Neue Wetterkarten: Rechenhilfe für die Windenergie

Der Deutsche Wetterdienst hat auf der Energiemesse "E-world energy" neue Windkarten vorgestellt, mit deren Hilfe zukünftig das Potenzial von Windenergieanlagen besser berechnet werden kann. So soll laut DWD die Größe des zu erwartenden Ertrags durch Windenergie für jede Region exakt bestimmt werden können.

Stromtarife© Gina Sanders / Fotolia.com

Essen (ddp/red) - Das Potenzial von Windenergieanlagen soll künftig besser berechnet werden können. Dazu hat der Deutsche Wetterdienst (DWD) neue Windkarten erstellt, die den Windfluss nun bis zu einer Höhe von 70 Metern berechnen können. Bisher üblich waren 50 Meter Höhe. Vorgestellt wurde das neue Kartenmaterial am Mittwoch auf der Internationalen Energiemesse "E-world energy" in Essen.

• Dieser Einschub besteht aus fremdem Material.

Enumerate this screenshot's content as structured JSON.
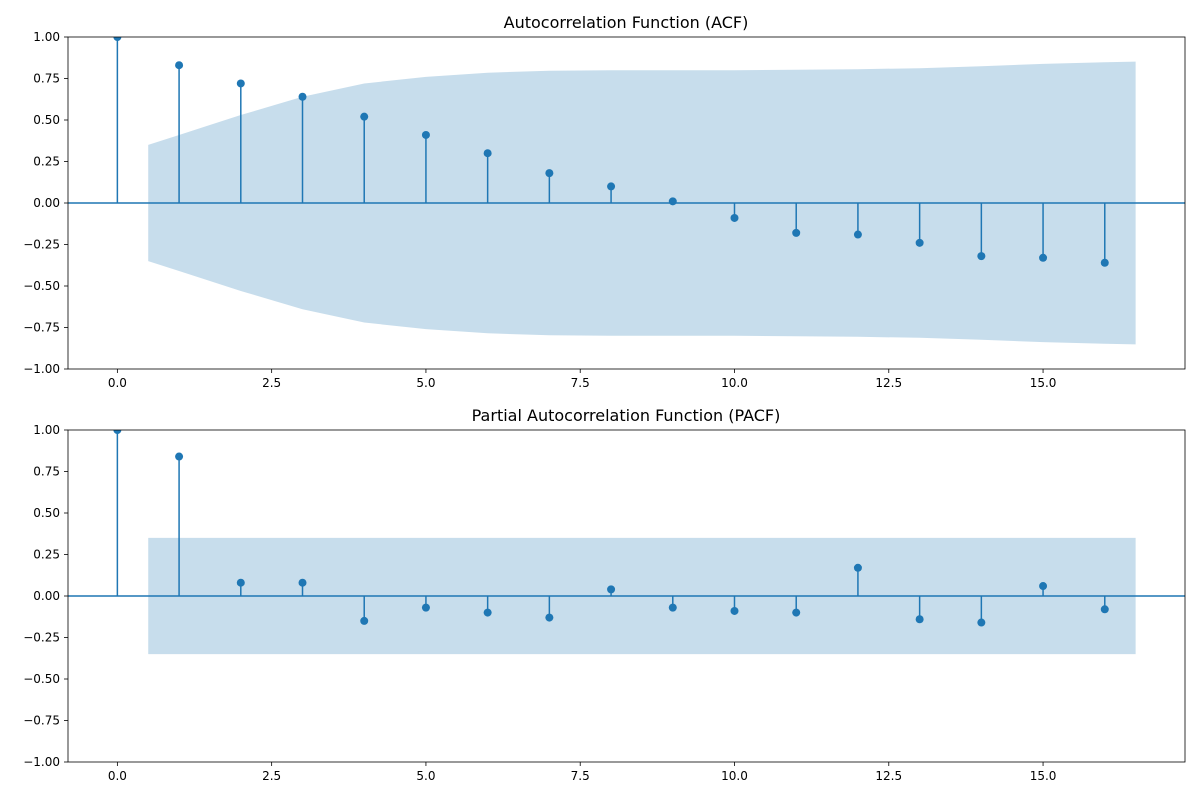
{
  "colors": {
    "stem": "#1f77b4",
    "confidence_band": "#1f77b4",
    "confidence_band_opacity": 0.25,
    "axes": "#000000"
  },
  "chart_data": [
    {
      "type": "stem",
      "title": "Autocorrelation Function (ACF)",
      "xlabel": "",
      "ylabel": "",
      "xlim": [
        -0.8,
        17.3
      ],
      "ylim": [
        -1.0,
        1.0
      ],
      "x_ticks": [
        0.0,
        2.5,
        5.0,
        7.5,
        10.0,
        12.5,
        15.0
      ],
      "x_tick_labels": [
        "0.0",
        "2.5",
        "5.0",
        "7.5",
        "10.0",
        "12.5",
        "15.0"
      ],
      "y_ticks": [
        -1.0,
        -0.75,
        -0.5,
        -0.25,
        0.0,
        0.25,
        0.5,
        0.75,
        1.0
      ],
      "y_tick_labels": [
        "−1.00",
        "−0.75",
        "−0.50",
        "−0.25",
        "0.00",
        "0.25",
        "0.50",
        "0.75",
        "1.00"
      ],
      "grid": false,
      "lags": [
        0,
        1,
        2,
        3,
        4,
        5,
        6,
        7,
        8,
        9,
        10,
        11,
        12,
        13,
        14,
        15,
        16
      ],
      "values": [
        1.0,
        0.83,
        0.72,
        0.64,
        0.52,
        0.41,
        0.3,
        0.18,
        0.1,
        0.01,
        -0.09,
        -0.18,
        -0.19,
        -0.24,
        -0.32,
        -0.33,
        -0.36
      ],
      "confidence_band": {
        "x": [
          0.5,
          1,
          2,
          3,
          4,
          5,
          6,
          7,
          8,
          9,
          10,
          11,
          12,
          13,
          14,
          15,
          16,
          16.5
        ],
        "upper": [
          0.35,
          0.41,
          0.53,
          0.64,
          0.72,
          0.76,
          0.785,
          0.797,
          0.8,
          0.8,
          0.8,
          0.803,
          0.806,
          0.812,
          0.824,
          0.838,
          0.848,
          0.852
        ]
      }
    },
    {
      "type": "stem",
      "title": "Partial Autocorrelation Function (PACF)",
      "xlabel": "",
      "ylabel": "",
      "xlim": [
        -0.8,
        17.3
      ],
      "ylim": [
        -1.0,
        1.0
      ],
      "x_ticks": [
        0.0,
        2.5,
        5.0,
        7.5,
        10.0,
        12.5,
        15.0
      ],
      "x_tick_labels": [
        "0.0",
        "2.5",
        "5.0",
        "7.5",
        "10.0",
        "12.5",
        "15.0"
      ],
      "y_ticks": [
        -1.0,
        -0.75,
        -0.5,
        -0.25,
        0.0,
        0.25,
        0.5,
        0.75,
        1.0
      ],
      "y_tick_labels": [
        "−1.00",
        "−0.75",
        "−0.50",
        "−0.25",
        "0.00",
        "0.25",
        "0.50",
        "0.75",
        "1.00"
      ],
      "grid": false,
      "lags": [
        0,
        1,
        2,
        3,
        4,
        5,
        6,
        7,
        8,
        9,
        10,
        11,
        12,
        13,
        14,
        15,
        16
      ],
      "values": [
        1.0,
        0.84,
        0.08,
        0.08,
        -0.15,
        -0.07,
        -0.1,
        -0.13,
        0.04,
        -0.07,
        -0.09,
        -0.1,
        0.17,
        -0.14,
        -0.16,
        0.06,
        -0.08
      ],
      "confidence_band": {
        "x": [
          0.5,
          16.5
        ],
        "upper": [
          0.35,
          0.35
        ]
      }
    }
  ]
}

Anhand der Windkarten lässt sich laut DWD exakt die Größenordnung des zu erwartenden Windenergieertrages in einer Region ermitteln. Ausgehend von der Windenergie in dieser Höhe lasse sich damit feststellen, welches Potenzial aus einer Windkraftanlage am jeweiligen Standort herauszuholen sei. In einer Höhe von 70 Metern sei die jeweilige Windgeschwindigkeit generell höher als bei bodennahem Wind, hieß es.

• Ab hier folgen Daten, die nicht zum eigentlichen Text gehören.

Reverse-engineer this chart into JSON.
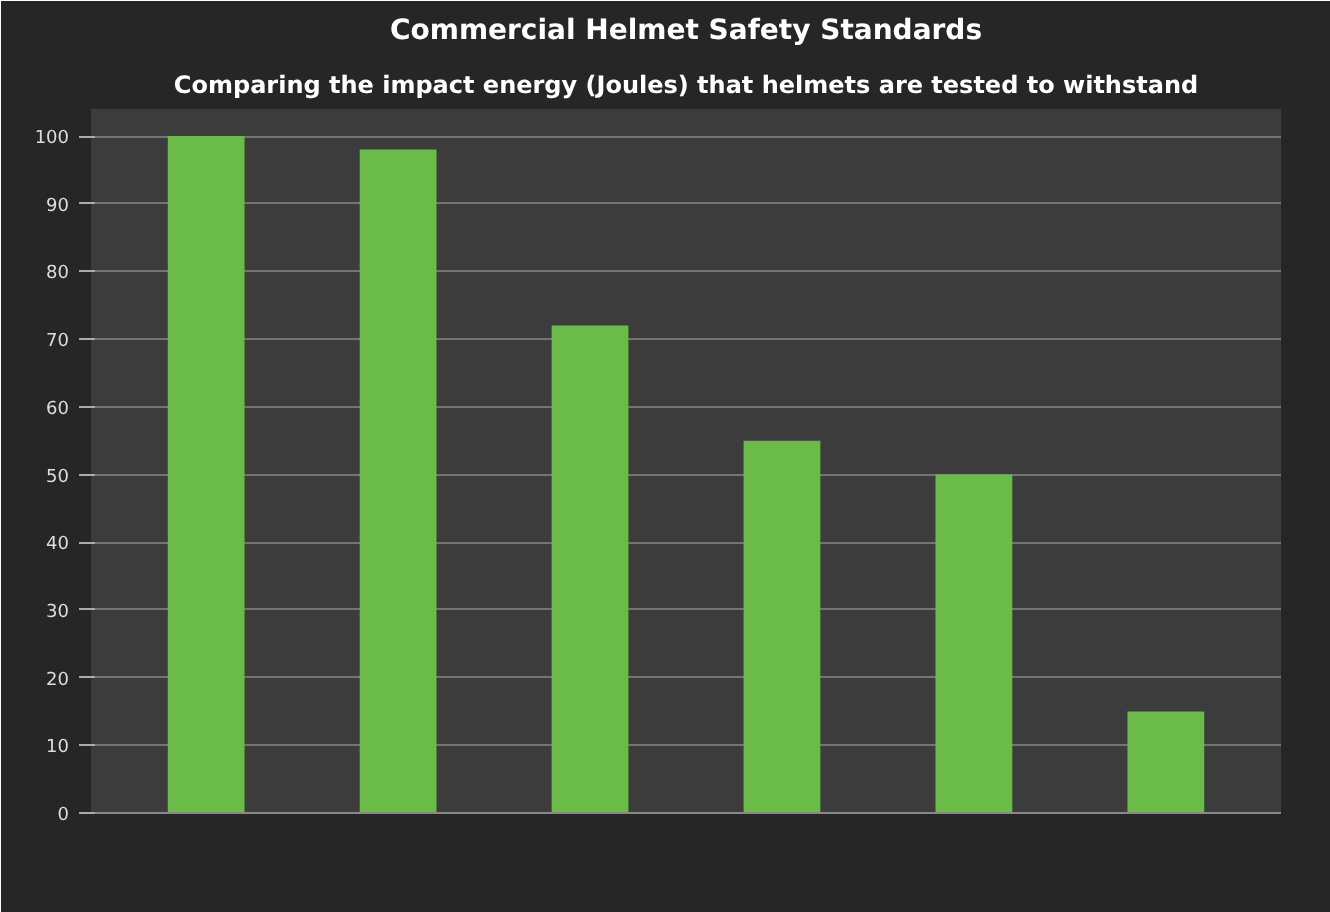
{
  "chart_data": {
    "type": "bar",
    "title": "Commercial Helmet Safety Standards",
    "subtitle": "Comparing the impact energy (Joules) that helmets are tested to withstand",
    "categories": [
      null,
      null,
      null,
      null,
      null,
      null
    ],
    "values": [
      100,
      98,
      72,
      55,
      50,
      15
    ],
    "color": "#6abb47",
    "ylim": [
      0,
      104
    ],
    "yticks": [
      0,
      10,
      20,
      30,
      40,
      50,
      60,
      70,
      80,
      90,
      100
    ],
    "grid": "y"
  }
}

Besonders gut geeignet für die Nutzung von Windenergie sind dem DWD zufolge in NRW die Höhenlagen von Eifel und Rothaargebirge sowie einige windstarke Gebiete im Sauerland. In den flacheren Regionen zeichne sich vor allem der Nordwesten durch ein erhöhtes Windenergiepotenzial aus.